Литмир - Электронная Библиотека

– Нет, Рикардо, в другой раз.

Он на мгновение замер.

– Что ж, ладно, – сказал он. Если его разочарование и было велико, он этого не показал. Уже спиной ко мне, закрывая за собой дверь, он повторил: – В другой раз.

Если бы только я знал тогда то, что знаю сейчас, если бы мог предвидеть, какой след Рикардо Лаверде оставит в моей жизни, конечно, я бы не ушел. Я часто спрашивал себя, как повернулись бы события, прими я его приглашение, что рассказал бы мне Лаверде, если б я зашел к нему выпить один последний стаканчик, который никогда не бывает последним, и как бы это повлияло на то, что произошло потом.

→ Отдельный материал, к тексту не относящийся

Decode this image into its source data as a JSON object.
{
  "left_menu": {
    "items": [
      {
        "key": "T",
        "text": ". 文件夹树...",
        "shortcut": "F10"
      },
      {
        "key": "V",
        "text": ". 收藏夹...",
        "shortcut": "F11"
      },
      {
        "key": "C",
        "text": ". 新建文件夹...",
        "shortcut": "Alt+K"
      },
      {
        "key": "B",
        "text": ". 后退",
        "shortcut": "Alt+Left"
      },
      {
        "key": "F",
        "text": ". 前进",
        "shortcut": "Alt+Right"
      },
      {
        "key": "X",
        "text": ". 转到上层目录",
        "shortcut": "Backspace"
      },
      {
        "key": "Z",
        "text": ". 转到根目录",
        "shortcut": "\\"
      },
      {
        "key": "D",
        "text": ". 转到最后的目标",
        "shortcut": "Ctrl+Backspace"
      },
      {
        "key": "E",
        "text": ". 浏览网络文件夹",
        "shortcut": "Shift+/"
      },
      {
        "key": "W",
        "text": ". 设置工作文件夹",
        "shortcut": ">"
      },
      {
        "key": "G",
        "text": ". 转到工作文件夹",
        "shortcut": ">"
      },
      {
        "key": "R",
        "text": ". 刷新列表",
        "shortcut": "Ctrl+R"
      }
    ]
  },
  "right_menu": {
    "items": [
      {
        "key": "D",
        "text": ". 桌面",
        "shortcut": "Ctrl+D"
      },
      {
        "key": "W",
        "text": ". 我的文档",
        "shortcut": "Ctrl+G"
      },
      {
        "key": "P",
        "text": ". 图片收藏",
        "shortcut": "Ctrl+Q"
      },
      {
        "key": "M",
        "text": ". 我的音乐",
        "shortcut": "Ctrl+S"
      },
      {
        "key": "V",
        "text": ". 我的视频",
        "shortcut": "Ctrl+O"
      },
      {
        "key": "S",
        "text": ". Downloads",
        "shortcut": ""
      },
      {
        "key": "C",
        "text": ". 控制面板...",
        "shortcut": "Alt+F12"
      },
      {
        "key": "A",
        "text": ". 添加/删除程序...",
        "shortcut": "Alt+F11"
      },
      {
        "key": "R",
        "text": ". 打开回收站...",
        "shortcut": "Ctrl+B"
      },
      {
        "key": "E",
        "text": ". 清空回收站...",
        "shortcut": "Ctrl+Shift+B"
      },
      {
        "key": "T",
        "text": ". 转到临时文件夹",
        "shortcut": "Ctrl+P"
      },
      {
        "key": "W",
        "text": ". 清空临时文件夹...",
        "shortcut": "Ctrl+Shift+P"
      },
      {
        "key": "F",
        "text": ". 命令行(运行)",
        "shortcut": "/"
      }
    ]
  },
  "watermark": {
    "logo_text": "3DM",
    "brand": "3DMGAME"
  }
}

Но это все бессмысленные вопросы. Нет более пагубной привычки, более опасной прихоти, чем размышлять о дорогах, которые ты не выбрал.

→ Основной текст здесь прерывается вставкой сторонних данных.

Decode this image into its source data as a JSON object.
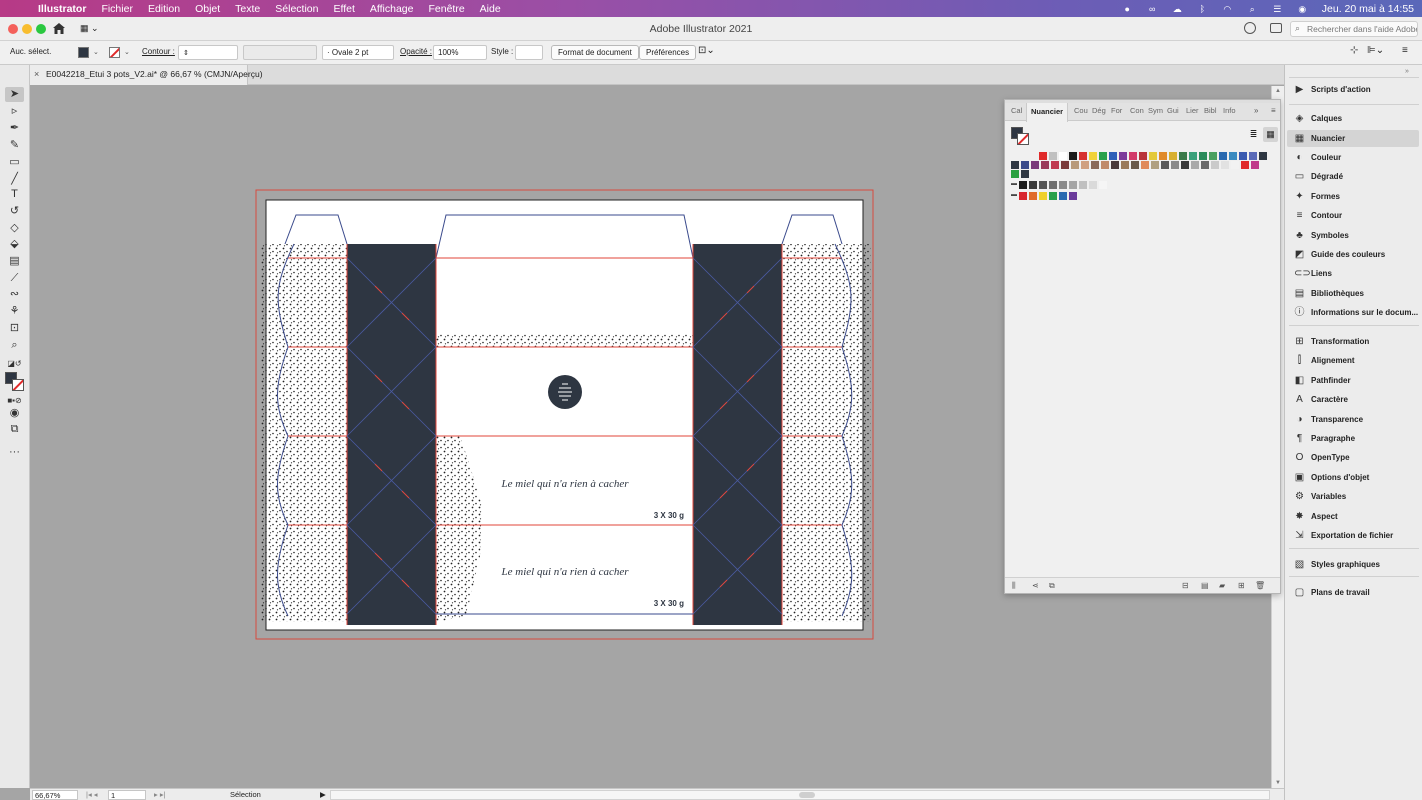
{
  "menubar": {
    "apple": "",
    "app_name": "Illustrator",
    "items": [
      "Fichier",
      "Edition",
      "Objet",
      "Texte",
      "Sélection",
      "Effet",
      "Affichage",
      "Fenêtre",
      "Aide"
    ],
    "datetime": "Jeu. 20 mai à  14:55"
  },
  "window": {
    "title": "Adobe Illustrator 2021",
    "help_search_placeholder": "Rechercher dans l'aide Adobe"
  },
  "controlbar": {
    "selection_label": "Auc. sélect.",
    "stroke_label": "Contour :",
    "brush_value": "Ovale 2 pt",
    "opacity_label": "Opacité :",
    "opacity_value": "100%",
    "style_label": "Style :",
    "doc_setup_button": "Format de document",
    "prefs_button": "Préférences"
  },
  "document": {
    "tab_label": "E0042218_Etui 3 pots_V2.ai* @ 66,67 % (CMJN/Aperçu)"
  },
  "artwork": {
    "slogan_1": "Le miel qui n'a rien à cacher",
    "slogan_2": "Le miel qui n'a rien à cacher",
    "weight_1": "3 X 30 g",
    "weight_2": "3 X 30 g",
    "colors": {
      "dark": "#2e3642",
      "cut_line": "#e0463a",
      "fold_line": "#3a4a8c",
      "bleed": "#d84a3e"
    }
  },
  "statusbar": {
    "zoom": "66,67%",
    "page": "1",
    "tool": "Sélection"
  },
  "swatch_panel": {
    "tabs": [
      "Cal",
      "Nuancier",
      "Cou",
      "Dég",
      "For",
      "Con",
      "Sym",
      "Gui",
      "Lier",
      "Bibl",
      "Info"
    ],
    "active_tab": "Nuancier",
    "swatch_rows": [
      [
        "#e02a2a",
        "#c0c0c0",
        "#ffffff",
        "#1b1b1b",
        "#d63030",
        "#f1d23a",
        "#27a04a",
        "#2d5fb8",
        "#7c3a9a",
        "#d23a6a",
        "#b8333a",
        "#e4c93a",
        "#e08a2a",
        "#d8b030",
        "#3a7a4a",
        "#3aa07a",
        "#2a8a5a",
        "#4aa060",
        "#2a6ab0",
        "#3a8ac0",
        "#3a5ab0",
        "#5a6ab8",
        "#2e3642"
      ],
      [
        "#2e3642",
        "#3a4a8a",
        "#7a3a7a",
        "#9a3a5a",
        "#c03a50",
        "#7a3a3a",
        "#b89a7a",
        "#d0a080",
        "#8a6a5a",
        "#c08a6a",
        "#4a3a3a",
        "#9a7a5a",
        "#6a5a4a",
        "#e08a5a",
        "#b0a080",
        "#5a5a5a",
        "#8a8a8a",
        "#3a3a3a",
        "#aaaaaa",
        "#6a6a6a",
        "#cacaca",
        "#e2e2e2",
        "#f2f2f2",
        "#e02a2a",
        "#c03a8a"
      ],
      [
        "#2aa040",
        "#2e3642"
      ],
      [
        "#1b1b1b",
        "#3a3a3a",
        "#555555",
        "#6f6f6f",
        "#8a8a8a",
        "#a5a5a5",
        "#c0c0c0",
        "#dadada",
        "#f5f5f5"
      ],
      [
        "#d8262e",
        "#e06a2a",
        "#f0d02a",
        "#27a04a",
        "#2a6ab0",
        "#6a3a9a"
      ]
    ]
  },
  "dock": {
    "items": [
      {
        "label": "Scripts d'action",
        "icon": "▶"
      },
      {
        "label": "Calques",
        "icon": "◈"
      },
      {
        "label": "Nuancier",
        "icon": "▦",
        "active": true
      },
      {
        "label": "Couleur",
        "icon": "◐"
      },
      {
        "label": "Dégradé",
        "icon": "▭"
      },
      {
        "label": "Formes",
        "icon": "✦"
      },
      {
        "label": "Contour",
        "icon": "≡"
      },
      {
        "label": "Symboles",
        "icon": "♣"
      },
      {
        "label": "Guide des couleurs",
        "icon": "◩"
      },
      {
        "label": "Liens",
        "icon": "⊂⊃"
      },
      {
        "label": "Bibliothèques",
        "icon": "▤"
      },
      {
        "label": "Informations sur le docum...",
        "icon": "ⓘ"
      },
      {
        "label": "Transformation",
        "icon": "⊞"
      },
      {
        "label": "Alignement",
        "icon": "⫿"
      },
      {
        "label": "Pathfinder",
        "icon": "◧"
      },
      {
        "label": "Caractère",
        "icon": "A"
      },
      {
        "label": "Transparence",
        "icon": "◑"
      },
      {
        "label": "Paragraphe",
        "icon": "¶"
      },
      {
        "label": "OpenType",
        "icon": "O"
      },
      {
        "label": "Options d'objet",
        "icon": "▣"
      },
      {
        "label": "Variables",
        "icon": "⚙"
      },
      {
        "label": "Aspect",
        "icon": "✸"
      },
      {
        "label": "Exportation de fichier",
        "icon": "⇲"
      },
      {
        "label": "Styles graphiques",
        "icon": "▧"
      },
      {
        "label": "Plans de travail",
        "icon": "▢"
      }
    ]
  }
}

После того вечера мы долго не виделись. Я пару раз заглядывал в бильярдную, но он, видимо, бывал там в другое время, а потом, когда мне вдруг пришло в голову, что можно было бы и зайти к нему в гости, оказалось, что он уехал. Я не знал ни куда, ни с кем. Просто однажды вечером Лаверде раздал в бильярдной все долги за игру и выпивку, объявил, что уезжает в отпуск, и на следующий же день испарился, как недолговечная удача в азартной игре. Я тоже перестал заходить туда, потому что в отсутствие Лаверде бильярд внезапно утратил для меня привлекательность. Университет закрылся на каникулы, обычная жизнь, крутившаяся вокруг кафедры и экзаменов, замерла, помещения опустели (ни голосов в аудиториях, ни суеты в кабинетах). В этот период затишья Аура Родригес, моя бывшая студентка, с которой я более или менее тайно и со всеми предосторожностями встречался уже несколько месяцев, сообщила мне, что беременна.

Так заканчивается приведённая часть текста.